Besides being one of the stars of “The Booksellers,” Henry Wessells is also the proprietor of the micro-publisher Temporary Culture. His latest booklet, “She Saved Us From World War Three,” brings together an interview, essay and two letters highlighting the friendship between Gardner Dozois, the longtime editor of Asimov’s Science Fiction Magazine, and Alice Sheldon, the former Washington intelligence agent whose intense, sometimes feminist sci-fi — no one ever forgets “The Women Men Don’t See” — was written using the pseudonym James Tiptree Jr. In one letter Sheldon explains that she has pretty much stopped writing, because “the stories were getting to hurt too much.”

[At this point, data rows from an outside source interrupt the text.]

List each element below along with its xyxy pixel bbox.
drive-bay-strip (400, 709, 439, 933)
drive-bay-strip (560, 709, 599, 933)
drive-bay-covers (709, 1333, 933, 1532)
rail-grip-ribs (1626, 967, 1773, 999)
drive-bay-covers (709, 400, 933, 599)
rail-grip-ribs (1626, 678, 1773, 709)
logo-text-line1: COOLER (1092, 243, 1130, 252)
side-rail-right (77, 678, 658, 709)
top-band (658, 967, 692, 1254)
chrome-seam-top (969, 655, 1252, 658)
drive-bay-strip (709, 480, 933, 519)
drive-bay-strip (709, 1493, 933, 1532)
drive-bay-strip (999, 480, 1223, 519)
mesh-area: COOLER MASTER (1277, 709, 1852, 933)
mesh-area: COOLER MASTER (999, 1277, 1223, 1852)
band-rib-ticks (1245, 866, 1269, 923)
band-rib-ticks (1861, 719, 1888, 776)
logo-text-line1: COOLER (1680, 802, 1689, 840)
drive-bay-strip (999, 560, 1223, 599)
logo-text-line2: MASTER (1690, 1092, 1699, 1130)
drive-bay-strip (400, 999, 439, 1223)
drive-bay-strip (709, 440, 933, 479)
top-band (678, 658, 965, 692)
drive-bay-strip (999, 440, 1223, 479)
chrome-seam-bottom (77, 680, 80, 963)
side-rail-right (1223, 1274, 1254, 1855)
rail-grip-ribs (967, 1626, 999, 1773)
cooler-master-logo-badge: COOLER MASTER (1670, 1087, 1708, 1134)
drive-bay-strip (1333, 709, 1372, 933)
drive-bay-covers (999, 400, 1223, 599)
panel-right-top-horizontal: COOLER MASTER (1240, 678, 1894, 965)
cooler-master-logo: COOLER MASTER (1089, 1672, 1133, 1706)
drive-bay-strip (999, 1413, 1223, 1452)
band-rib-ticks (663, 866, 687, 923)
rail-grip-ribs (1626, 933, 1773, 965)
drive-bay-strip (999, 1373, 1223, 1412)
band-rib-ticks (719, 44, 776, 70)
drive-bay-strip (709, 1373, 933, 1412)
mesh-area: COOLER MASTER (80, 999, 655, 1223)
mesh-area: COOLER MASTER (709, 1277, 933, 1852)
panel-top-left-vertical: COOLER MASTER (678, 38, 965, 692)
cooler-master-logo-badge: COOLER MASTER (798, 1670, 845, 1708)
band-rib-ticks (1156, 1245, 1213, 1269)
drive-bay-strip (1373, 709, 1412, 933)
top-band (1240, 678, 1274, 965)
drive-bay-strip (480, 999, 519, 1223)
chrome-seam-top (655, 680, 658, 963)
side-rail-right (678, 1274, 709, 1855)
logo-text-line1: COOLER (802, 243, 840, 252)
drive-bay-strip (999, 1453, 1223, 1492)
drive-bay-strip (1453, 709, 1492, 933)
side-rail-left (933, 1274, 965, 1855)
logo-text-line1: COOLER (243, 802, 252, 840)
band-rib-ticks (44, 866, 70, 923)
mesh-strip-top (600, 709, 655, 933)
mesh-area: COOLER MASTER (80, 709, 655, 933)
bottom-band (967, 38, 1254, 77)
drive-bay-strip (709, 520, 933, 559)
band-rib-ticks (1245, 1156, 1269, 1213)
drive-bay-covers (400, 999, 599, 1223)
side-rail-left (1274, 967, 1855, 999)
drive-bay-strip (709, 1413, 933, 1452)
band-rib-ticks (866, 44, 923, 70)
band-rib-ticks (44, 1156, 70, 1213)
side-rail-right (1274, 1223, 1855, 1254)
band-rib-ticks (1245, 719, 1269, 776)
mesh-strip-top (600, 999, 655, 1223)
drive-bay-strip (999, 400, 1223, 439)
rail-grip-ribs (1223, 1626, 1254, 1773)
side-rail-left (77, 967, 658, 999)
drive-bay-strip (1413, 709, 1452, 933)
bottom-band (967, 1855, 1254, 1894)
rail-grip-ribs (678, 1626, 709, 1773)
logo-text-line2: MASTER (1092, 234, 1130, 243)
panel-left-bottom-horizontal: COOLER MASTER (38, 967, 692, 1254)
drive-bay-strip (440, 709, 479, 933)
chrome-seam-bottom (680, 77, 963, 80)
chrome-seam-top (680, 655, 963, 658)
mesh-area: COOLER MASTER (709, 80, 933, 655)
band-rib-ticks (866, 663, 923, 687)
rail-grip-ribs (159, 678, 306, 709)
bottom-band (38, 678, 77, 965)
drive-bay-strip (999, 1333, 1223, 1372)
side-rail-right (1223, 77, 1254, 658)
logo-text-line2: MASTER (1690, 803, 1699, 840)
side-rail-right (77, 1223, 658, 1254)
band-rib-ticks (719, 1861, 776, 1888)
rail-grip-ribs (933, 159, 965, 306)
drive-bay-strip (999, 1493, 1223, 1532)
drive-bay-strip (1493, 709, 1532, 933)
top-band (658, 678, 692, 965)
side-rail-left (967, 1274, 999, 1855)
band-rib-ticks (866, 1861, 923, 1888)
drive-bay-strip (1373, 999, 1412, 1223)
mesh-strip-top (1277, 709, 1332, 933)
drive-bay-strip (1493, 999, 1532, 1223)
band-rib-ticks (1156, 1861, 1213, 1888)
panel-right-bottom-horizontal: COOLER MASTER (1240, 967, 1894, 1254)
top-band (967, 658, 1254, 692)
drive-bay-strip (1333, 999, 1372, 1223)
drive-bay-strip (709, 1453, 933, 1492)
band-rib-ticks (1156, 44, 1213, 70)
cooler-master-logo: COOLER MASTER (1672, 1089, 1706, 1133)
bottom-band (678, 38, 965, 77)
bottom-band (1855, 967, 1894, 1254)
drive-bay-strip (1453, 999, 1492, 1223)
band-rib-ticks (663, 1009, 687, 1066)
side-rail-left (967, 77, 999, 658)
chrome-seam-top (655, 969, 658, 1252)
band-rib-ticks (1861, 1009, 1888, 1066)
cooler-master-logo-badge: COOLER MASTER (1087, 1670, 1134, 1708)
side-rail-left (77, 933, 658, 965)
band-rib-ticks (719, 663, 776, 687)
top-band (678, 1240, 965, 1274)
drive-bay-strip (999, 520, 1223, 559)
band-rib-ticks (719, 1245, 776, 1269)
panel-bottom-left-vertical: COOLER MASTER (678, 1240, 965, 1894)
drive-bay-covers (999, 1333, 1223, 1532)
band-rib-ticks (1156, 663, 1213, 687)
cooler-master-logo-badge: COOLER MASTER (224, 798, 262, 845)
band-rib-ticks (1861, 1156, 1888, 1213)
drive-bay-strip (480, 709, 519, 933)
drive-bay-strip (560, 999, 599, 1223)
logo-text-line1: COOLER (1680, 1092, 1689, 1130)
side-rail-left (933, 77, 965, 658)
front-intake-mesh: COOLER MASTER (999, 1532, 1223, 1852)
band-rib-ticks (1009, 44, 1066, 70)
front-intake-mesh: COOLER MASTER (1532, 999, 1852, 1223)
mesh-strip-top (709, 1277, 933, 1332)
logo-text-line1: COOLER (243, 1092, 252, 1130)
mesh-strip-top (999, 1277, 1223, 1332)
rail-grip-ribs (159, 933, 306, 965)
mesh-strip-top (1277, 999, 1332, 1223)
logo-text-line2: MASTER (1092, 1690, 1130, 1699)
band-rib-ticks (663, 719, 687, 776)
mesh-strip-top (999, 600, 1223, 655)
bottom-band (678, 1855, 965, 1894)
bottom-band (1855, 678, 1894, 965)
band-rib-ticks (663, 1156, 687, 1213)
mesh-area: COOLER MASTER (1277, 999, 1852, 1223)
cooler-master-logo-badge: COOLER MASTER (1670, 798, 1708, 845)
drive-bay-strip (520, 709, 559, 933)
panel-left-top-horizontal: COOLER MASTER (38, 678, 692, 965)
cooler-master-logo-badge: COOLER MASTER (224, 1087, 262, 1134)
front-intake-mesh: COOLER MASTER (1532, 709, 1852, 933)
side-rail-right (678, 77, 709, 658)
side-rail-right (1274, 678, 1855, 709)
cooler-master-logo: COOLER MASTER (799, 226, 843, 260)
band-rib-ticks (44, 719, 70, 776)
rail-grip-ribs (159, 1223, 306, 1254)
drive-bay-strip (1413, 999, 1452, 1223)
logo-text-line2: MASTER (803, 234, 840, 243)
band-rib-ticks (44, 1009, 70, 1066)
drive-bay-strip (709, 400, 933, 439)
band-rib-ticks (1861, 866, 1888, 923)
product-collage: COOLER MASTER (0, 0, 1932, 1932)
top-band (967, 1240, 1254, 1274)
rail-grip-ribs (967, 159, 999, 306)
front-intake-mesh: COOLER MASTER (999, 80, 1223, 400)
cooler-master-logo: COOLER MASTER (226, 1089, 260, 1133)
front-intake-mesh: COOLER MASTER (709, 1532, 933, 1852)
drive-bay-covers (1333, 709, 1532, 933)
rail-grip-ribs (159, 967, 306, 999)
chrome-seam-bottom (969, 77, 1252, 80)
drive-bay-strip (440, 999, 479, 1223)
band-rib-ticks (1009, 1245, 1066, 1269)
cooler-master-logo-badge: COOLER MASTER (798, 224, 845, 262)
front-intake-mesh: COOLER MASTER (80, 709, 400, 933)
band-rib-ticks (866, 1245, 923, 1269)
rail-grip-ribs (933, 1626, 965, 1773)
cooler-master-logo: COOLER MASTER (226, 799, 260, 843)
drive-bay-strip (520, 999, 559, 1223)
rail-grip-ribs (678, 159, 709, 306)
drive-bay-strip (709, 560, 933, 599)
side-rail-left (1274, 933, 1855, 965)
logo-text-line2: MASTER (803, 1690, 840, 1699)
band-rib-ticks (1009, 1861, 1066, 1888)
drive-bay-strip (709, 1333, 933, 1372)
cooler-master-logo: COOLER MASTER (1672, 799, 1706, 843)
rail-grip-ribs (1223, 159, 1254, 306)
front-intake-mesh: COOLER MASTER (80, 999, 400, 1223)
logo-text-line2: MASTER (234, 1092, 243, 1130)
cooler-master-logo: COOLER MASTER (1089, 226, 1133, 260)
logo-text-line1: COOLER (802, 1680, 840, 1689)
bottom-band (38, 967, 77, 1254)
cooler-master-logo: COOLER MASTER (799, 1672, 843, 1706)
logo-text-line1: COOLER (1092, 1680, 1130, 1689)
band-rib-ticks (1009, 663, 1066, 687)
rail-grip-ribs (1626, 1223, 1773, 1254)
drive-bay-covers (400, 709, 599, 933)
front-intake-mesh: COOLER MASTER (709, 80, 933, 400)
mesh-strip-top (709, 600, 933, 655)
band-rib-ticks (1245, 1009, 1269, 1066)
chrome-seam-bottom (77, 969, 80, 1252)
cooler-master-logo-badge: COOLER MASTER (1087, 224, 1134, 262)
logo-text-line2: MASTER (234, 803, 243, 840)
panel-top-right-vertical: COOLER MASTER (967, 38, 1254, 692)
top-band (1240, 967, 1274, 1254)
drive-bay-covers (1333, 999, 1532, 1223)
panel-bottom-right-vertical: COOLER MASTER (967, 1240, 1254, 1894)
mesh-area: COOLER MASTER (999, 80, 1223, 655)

After a friend sent me two dozen back issues of Ghosts & Scholars, I passed several evenings browsing through this British journal devoted to articles, reviews and fiction inspired by the work of M.R. James, the Conan Doyle of the ghost story. Late one night I binge-watched “Collecting Arthur Machen,” a six-part YouTube video by R.B. Russell devoted to this mystical Welsh author, now best known for his early horror tales, such as “The Great God Pan.” Because education never ends, to further my own I put in many happy hours on Douglas A. Anderson’s information-rich blogs devoted to Tolkien and Fantasy and Lesser-Known Writers, read Brad Bigelow’s most recent posts on his Neglected Books Page, and downloaded some classic “old-school adventures,” such as the Sandokan pirate novels of Emilio Salgari, from Nico Lorenzutti’s invaluable ROH Press. Wild Court — a poetry site associated with King’s College, London — offered yet another treat: Mark Valentine’s characteristically beguiling essay, “Devilled Almonds and Doomed Boys: Some Avant-Garde Poetry of 1920,” wherein this bookman shares his pleasure in slender volumes of half-forgotten verse.

Toward the end of the week, I devoured David Pryce-Jones’s “Signatures: Literary Encounters of a Lifetime,” in which the London journalist and historian uses various books inscribed to him to recall his encounters with an alphabet of famous authors. Being the son of a former editor of the Times Literary Supplement and a scion of a well-connected European family, Pryce-Jones has known everyone in the postwar literary firmament, including W.H. Auden and Rebecca West. His portraits of philosopher Isaiah Berlin, literary journalist John Gross and novelist V.S. Naipaul are little masterpieces of anecdote and analysis. The entry on his friend, the poet and scholar Peter Levi — a Jewish convert to Catholicism who became a Jesuit, then left the order to marry critic Cyril Connolly’s widow — is, as they say, alone worth the price of the book.

Finally, to offset an overabundance of Anglophilia, I turned to Michael Vinson’s exactingly researched “Bluffing Texas Style: The Arsons, Forgeries and High-Stakes Poker Capers of Rare Book Dealer Johnny Jenkins.”

Some older Washingtonians may remember the legendary Lowdermilk bookstore — Jenkins first made his name by acquiring its extensive basement stock. He eventually became president of the Antiquarian Booksellers’ Association of America while also being known as “Austin Squatty” when he competed in the World Series of Poker.

As Vinson writes, Jenkins’s wheeler-dealer lifestyle consisted largely of “bluff, bluster and self-deception.” Without qualm, he forged historical documents, stole from archives and passed off facsimiles as originals. Needing money for his gambling, he set fire to his Texas book warehouse and collected the insurance. Finally, facing increased legal scrutiny, Jenkins shot himself and tried to make his suicide look like murder. It’s a helluva story, and Vinson knows just how to tell it.

Michael Dirda reviews books each Thursday in Style.